Musk Sells $6.9 Billion of Tesla Shares
SpaceX owner and Tesla CEO Elon Musk looks on after arriving on the red carpet for the Axel Springer award in Berlin, Germany, December 1, 2020. | Photo by Hannibal Hanschke, REUTERS

Elon Musk sold nearly 8 million shares of Tesla, Inc., stock earlier this month ahead of Musk’s court battle with Twitter.

The $6.9 billion stock sale took place between Aug. 5 and Aug. 9 and left Musk with a remaining 155 million Tesla shares, according to multiple filings with the Securities and Exchange Commission (SEC).

In response to the SEC filings, the billionaire took to social media to address the sale. “In the (hopefully unlikely) event that Twitter forces this deal to close, and some equity partners don’t come through, it is important to avoid an emergency sale of Tesla stock,” Musk tweeted late Tuesday.

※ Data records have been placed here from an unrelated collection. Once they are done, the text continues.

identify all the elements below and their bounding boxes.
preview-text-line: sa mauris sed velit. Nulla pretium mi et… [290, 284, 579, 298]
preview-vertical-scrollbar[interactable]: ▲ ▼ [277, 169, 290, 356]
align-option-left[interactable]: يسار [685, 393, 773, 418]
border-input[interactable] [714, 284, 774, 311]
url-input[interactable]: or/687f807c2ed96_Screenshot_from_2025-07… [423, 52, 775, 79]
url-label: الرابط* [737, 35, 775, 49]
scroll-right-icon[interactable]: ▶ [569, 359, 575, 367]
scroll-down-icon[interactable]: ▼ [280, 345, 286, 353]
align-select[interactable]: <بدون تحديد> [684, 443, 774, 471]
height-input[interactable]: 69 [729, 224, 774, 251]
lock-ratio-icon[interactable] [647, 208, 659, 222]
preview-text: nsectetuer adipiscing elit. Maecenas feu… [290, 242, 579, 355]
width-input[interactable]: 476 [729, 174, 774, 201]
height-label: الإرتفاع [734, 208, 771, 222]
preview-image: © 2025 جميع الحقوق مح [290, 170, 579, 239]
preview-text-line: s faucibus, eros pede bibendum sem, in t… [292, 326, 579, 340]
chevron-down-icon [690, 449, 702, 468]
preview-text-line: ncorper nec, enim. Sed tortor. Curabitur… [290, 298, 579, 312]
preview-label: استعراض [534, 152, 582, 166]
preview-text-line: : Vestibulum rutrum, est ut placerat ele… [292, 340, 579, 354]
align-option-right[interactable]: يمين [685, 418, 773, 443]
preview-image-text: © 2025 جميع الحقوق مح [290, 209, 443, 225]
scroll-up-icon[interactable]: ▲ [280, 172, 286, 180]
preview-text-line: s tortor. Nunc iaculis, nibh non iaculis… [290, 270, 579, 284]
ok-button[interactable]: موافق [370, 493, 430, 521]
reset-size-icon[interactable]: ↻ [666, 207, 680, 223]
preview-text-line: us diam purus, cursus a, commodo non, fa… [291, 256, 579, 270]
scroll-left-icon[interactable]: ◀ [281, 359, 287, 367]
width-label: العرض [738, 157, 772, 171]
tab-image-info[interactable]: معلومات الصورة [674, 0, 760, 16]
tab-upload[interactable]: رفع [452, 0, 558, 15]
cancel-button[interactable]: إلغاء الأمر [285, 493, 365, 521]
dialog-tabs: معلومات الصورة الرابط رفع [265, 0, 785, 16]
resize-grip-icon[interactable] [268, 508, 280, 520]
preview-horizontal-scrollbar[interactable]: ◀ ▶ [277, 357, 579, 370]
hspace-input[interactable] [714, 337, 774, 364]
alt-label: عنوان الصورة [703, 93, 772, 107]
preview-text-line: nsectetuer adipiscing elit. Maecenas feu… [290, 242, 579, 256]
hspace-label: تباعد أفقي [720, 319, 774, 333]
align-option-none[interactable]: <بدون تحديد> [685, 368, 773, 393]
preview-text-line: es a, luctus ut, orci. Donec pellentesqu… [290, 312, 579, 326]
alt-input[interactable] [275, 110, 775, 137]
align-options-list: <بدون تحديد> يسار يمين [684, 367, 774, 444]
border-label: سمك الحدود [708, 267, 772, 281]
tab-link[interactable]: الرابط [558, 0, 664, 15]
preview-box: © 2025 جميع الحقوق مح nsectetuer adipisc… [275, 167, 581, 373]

Over the past year, Musk has sold a total of $32 billion worth of shares. In April, Musk sold $8.5 billion following his original bid to purchase Twitter for $44 billion. This was despite claims he had “sufficient assets” for the deal. After the sale in April, Musk announced he had no further plans to sell his remaining Tesla shares.

In July, Musk filed to back out of the multibillion-dollar deal with Twitter over claims the San Francisco-based social media company had breached its contract by not providing accurate information on the total number of automated bots and fake accounts on the platform.

However, Twitter immediately filed a lawsuit against Musk in an attempt to force the deal. At the time, Twitter’s board said it was “committed to closing the transaction at the price and terms agreed upon.”

Musk is legally “accountable to his contractual obligations,” claimed Bret Taylor, chairman of Twitter’s board of directors.

Last week, Musk’s lawyers countersued Twitter, accusing the company of being “in material breach of multiple provisions.” They said the social network had held back critical information and misled Musk’s team about the true size of its user base.

Musk’s legal team was hoping a trial date would take place in 2023; however, Judge Kathaleen St. Jude McCormick, who is overseeing the case, issued the order for a five-day trial set in the Delaware Chancery Court for Oct. 17, 2022.